Pyth is planning to serve as a secondary oracle solution on Aave v3 Optimism. While it’s understood that initiating a three-month free trial is low-risk, it’s also recognized that it might not provide any substantial value for Aave.
As discussed, BGD claims that the fallback oracle has never been utilized and is unlikely to be used in the future. For it to be activated, the primary price feed (Chainlink) would have to return 0 or a negative value, an event considered to be an extreme edge case. As such, implementing Pyth as a secondary oracle on Aave is seen as a low-risk, low-cost move but is unlikely to support Aave significantly, and could potentially remain unused.
Currently, the CSPA solution on Optimism includes:
- p(wstETH/USD) = Exchange Rate(wstETH/stETH) * p(ETH/USD)
- p(rETH/USD) = Exchange Rate(rETH/ETH) * p(ETH/USD)
According to the proposal, Pyth will set up wstETH/USD and rETH/USD oracles, but we will not be able to implement CSPA without wstETH/ETH or rETH/ETH oracles.
Furthermore, Pyth could be used as another lever for our LST E-Mode Killswitch methodology. Specifically, Pyth claims that their aggregation algorithm calculates the median of all the votes received from data publishers about the price of an asset. In this system, each publisher votes three times: once at their perceived price of the asset, and once at each end of their confidence interval. The median vote becomes the aggregate price.

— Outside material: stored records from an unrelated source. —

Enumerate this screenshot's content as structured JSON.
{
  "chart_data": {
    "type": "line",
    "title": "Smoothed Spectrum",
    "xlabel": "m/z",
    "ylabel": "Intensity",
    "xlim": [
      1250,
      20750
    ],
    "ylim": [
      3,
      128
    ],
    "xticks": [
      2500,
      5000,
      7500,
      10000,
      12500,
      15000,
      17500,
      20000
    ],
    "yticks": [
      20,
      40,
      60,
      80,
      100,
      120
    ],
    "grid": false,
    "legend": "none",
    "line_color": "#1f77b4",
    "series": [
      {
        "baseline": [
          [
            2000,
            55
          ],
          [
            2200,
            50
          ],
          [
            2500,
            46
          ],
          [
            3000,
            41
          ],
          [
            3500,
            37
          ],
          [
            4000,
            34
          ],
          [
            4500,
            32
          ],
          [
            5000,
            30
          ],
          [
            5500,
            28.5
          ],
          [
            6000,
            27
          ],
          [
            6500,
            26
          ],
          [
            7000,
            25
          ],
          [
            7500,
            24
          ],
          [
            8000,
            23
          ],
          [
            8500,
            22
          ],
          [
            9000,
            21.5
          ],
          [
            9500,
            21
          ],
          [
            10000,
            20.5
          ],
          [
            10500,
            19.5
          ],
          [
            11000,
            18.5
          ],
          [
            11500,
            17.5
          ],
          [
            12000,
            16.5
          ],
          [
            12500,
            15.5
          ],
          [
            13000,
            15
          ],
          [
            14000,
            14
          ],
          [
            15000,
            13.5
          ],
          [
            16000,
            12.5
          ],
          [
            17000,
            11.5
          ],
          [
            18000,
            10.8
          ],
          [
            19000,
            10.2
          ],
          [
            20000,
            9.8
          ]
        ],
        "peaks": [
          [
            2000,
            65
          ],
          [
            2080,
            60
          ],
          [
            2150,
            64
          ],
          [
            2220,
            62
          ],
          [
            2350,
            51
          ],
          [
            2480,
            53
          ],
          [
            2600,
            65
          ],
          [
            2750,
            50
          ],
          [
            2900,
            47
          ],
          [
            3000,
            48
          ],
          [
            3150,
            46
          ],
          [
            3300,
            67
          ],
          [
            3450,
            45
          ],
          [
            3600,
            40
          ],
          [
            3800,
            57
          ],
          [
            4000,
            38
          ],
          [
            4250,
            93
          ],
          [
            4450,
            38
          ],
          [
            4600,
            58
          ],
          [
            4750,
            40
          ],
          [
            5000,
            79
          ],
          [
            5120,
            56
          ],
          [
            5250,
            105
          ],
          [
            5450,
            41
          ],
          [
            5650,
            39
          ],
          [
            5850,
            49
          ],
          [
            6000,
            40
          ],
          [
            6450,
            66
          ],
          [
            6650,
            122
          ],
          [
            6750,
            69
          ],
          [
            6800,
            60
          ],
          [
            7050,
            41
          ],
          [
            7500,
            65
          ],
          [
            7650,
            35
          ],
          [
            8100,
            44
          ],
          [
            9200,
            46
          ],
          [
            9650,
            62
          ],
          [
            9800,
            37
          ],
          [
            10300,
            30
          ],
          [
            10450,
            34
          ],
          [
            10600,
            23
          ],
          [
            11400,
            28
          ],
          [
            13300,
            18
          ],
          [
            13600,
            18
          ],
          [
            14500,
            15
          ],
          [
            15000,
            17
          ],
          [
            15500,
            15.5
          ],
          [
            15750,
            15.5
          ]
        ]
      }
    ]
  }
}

If we are able to obtain the confidence interval from Pyth, then we could potentially check the Chainlink price against the Pyth confidence interval and trigger the “market price depeg” killswitch lever in the case that the CL price is not contained within the interval. This would additionally require constant access to the fallback oracle, even when no malicious updates occur on the primary Chainlink oracle. At the current moment in time, we do not recommend incorporating Pyth as a secondary oracle.